Wildlife Works, an apparel business and self-proclaimed purveyor of “consumer powered conservation,” purchased a struggling cattle ranch in the region in 1998 and turned it into Rukinga Sanctuary, which serves as an 32,000-hectare wildlife corridor between Kenya’s Tsavo East and Tsavo West national parks.
Taita Hills is one of the most threatened of all the sites in the Eastern Afromontane biodiversity hotspot, having lost around 98 percent of its original forest cover. Taita Hills forest and Mt. Kasigau are home to six Critically Endangered species, while Rukinga Sanctuary provides habitat for 14 globally threatened bird species. The lands are also home to a wide range of other species, including cheetahs, lions, elephants, giraffes and hyenas.
Wildlife Works opened a small factory on the outskirts of the sanctuary, employing local residents in the manufacture of organic-cotton clothing that is sold in stores and online. The operation was able to boost production with the help of a $150,000 loan from Verde Ventures.
The company now employs some 100 men and women from the surrounding area in the factory or as rangers for the sanctuary.
The factory has given local communities a source of income that does not deplete the region’s natural resources, and an opportunity to see preservation of the local wildlife as beneficial. And a new project is now investing the community in rebuilding and protecting the region’s threatened ecosystem.
In response to the rapidly depleting forest in the area and the danger deforestation poses to the ecosystem, the people behind Wildlife Works drew up a plan to use organic greenhouses in the area to grow trees for a reforestation push that would rely on the efforts of residents, and would also provide them with trees for cash crops. The three-year plan calls for at least 20,000 trees to be planted.

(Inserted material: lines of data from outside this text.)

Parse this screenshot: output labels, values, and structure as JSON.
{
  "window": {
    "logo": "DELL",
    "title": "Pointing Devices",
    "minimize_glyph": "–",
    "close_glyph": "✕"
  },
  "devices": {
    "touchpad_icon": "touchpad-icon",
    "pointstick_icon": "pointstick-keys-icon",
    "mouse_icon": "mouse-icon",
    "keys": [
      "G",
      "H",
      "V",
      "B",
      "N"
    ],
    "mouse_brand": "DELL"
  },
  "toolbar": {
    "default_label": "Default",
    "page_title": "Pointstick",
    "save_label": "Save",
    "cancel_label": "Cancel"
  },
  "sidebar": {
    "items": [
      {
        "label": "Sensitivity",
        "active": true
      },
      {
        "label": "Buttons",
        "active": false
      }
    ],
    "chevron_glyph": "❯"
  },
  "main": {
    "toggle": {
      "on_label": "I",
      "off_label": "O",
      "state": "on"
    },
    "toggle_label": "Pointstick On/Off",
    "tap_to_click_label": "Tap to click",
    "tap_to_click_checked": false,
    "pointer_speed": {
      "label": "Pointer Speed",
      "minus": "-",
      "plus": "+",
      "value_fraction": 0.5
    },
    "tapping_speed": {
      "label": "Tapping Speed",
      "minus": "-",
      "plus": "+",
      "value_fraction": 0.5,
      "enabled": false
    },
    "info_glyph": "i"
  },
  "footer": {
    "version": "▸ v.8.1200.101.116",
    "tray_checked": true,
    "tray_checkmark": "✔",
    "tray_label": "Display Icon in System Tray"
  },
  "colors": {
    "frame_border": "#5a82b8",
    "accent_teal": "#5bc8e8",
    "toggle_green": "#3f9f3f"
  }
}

The project is supported by a grant from the Critical Ecosystem Partnership Fund.
Groups based in the surrounding towns and trained in organic farming are cultivating and planting seedlings. Participants include youth environmental clubs, women’s and church groups.
Mercy Joshua, 54, is a resident of the area who has joined in the effort. She has been working at one of the nurseries, and said the project has been welcomed by the community.

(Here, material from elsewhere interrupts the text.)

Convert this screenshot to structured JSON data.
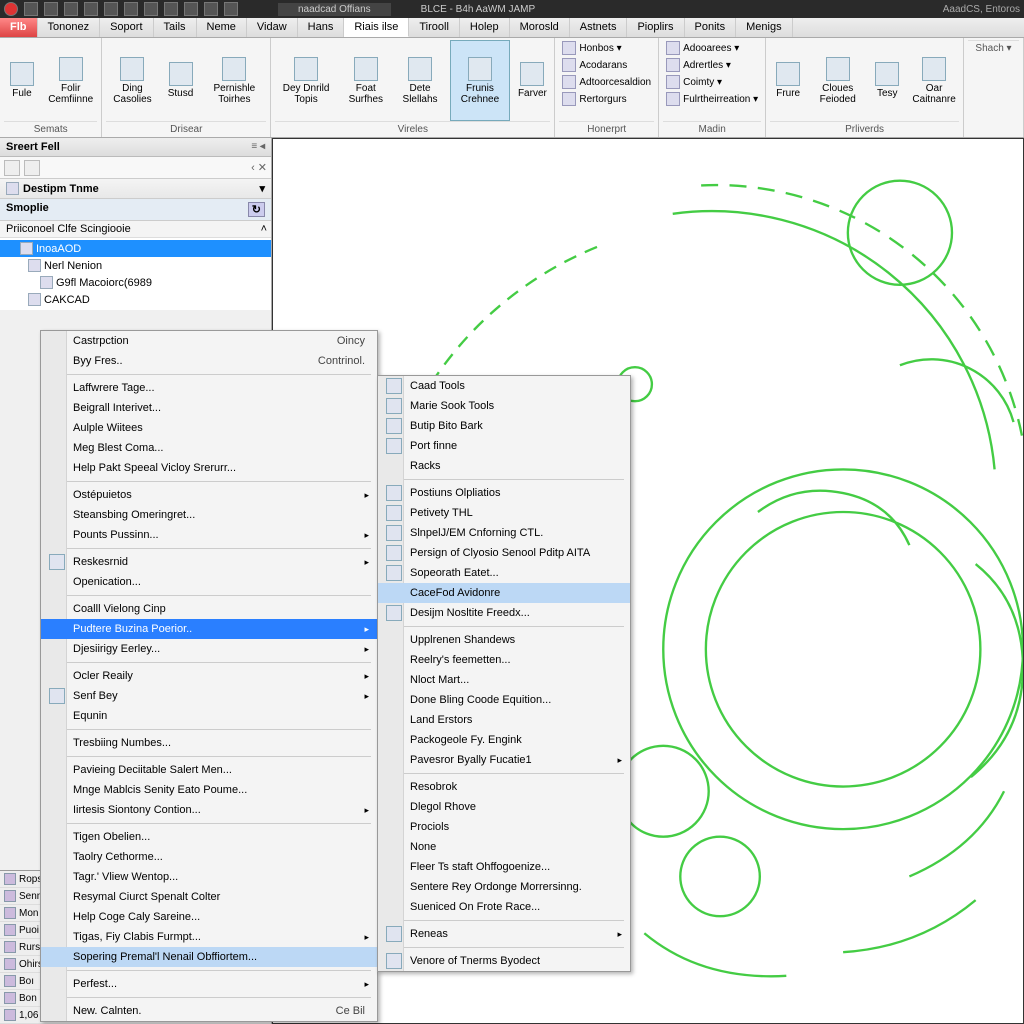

“Wildlife Works came and they told us how they could help us, and we thought that it was very good,” she said. “It is a good idea because we are preventing soil erosion for our farms. The community is very happy.
“We are really changing the environment. We have very big hope.”
According to the project’s organizers, the groups will have enough experience and knowledge by the end of the three years to carry on with the restoration of the forests with minimal assistance from donor funding.
“The plan in the community is to eventually start up a wood lot with the community members as stakeholders,” said Grace Kenana, programs coordinator for Wildlife Works. “This will be used to provide a source of income from sustainable harvesting of the trees, allowing the Kasigau forest to continue without exploitation.”